Anomaly detection in a cost-effective conveyor belt testing system

Abstract

The industrial manufacturing sector faces significant challenges regarding energy efficiency and operational sustainability, particularly in the management of motor driven systems such as conveyor belts. While traditional diagnostic methods effectively identify faults, a critical gap remains in closing the control loop to enable autonomous corrective actions, specifically for mechanical tension regulation y conveyor belts. This research addresses this limitation by designing, implementing, and validating a low-cost, small-scale prototype capable of soft real-time energy monitoring, anomaly detection, and automatic physical correction. The system utilizes an ESP32 microcontroller and an INA219 sensor to analyze voltage and current signals, employing unsupervised machine learning algorithms such as Isolation Forest (IF) and One-Class Support Vector Machine (OC-SVM).
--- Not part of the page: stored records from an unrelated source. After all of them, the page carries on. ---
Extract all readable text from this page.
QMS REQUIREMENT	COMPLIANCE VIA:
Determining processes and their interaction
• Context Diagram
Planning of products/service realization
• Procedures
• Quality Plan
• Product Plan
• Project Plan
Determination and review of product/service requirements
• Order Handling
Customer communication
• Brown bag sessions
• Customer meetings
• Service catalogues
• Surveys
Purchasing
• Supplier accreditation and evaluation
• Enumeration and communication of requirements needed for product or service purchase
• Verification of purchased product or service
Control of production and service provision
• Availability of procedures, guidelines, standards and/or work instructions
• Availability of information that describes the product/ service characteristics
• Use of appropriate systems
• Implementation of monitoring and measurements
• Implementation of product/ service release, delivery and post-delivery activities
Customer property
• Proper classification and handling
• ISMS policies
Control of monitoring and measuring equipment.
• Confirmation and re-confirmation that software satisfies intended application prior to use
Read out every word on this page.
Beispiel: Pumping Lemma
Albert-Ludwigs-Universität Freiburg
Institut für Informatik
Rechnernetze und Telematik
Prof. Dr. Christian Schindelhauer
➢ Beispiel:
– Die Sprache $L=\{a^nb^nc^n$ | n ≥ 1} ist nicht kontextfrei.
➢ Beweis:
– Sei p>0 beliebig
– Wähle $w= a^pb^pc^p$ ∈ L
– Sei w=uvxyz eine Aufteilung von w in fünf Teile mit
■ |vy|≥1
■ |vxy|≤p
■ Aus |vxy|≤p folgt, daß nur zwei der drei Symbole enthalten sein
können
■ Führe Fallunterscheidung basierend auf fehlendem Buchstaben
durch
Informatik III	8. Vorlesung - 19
This serves to diagnose tension states defined by specific deflection thresholds. To execute the physical corrections, the platform integrates a custom built rack and pinion mechanism driven by a servomotor, which automatically regulates the belt tension. Methodologically, the study characterized optimal operational conditions at a 30% PWM duty cycle and applied a median filter that reduced signal variability. Four models were trained using exclusively optimal-state data under univariate and multivariate configurations. Experimental results demonstrate that electrical parameters serve as reliable indicators of mechanical tension in a small scale conveyor belt. The Univariate One-Class SVM model applied to voltage yielded the highest performance, achieving an F1-Score of 0.8624. Meanwhile, the Multivariate OC-SVM model demonstrated high reliability with a Precision of 90.51% and a Recall of 72.95%. Upon detection of anomalies (slippage or excessive tightness), the system successfully triggered autonomous adjustments via a rack and pinion mechanism. These findings validate the feasibility of using accessible monitoring to implement intelligent, self-correcting maintenance systems, offering a scalable solution to minimize downtime and energy waste in industrial environments.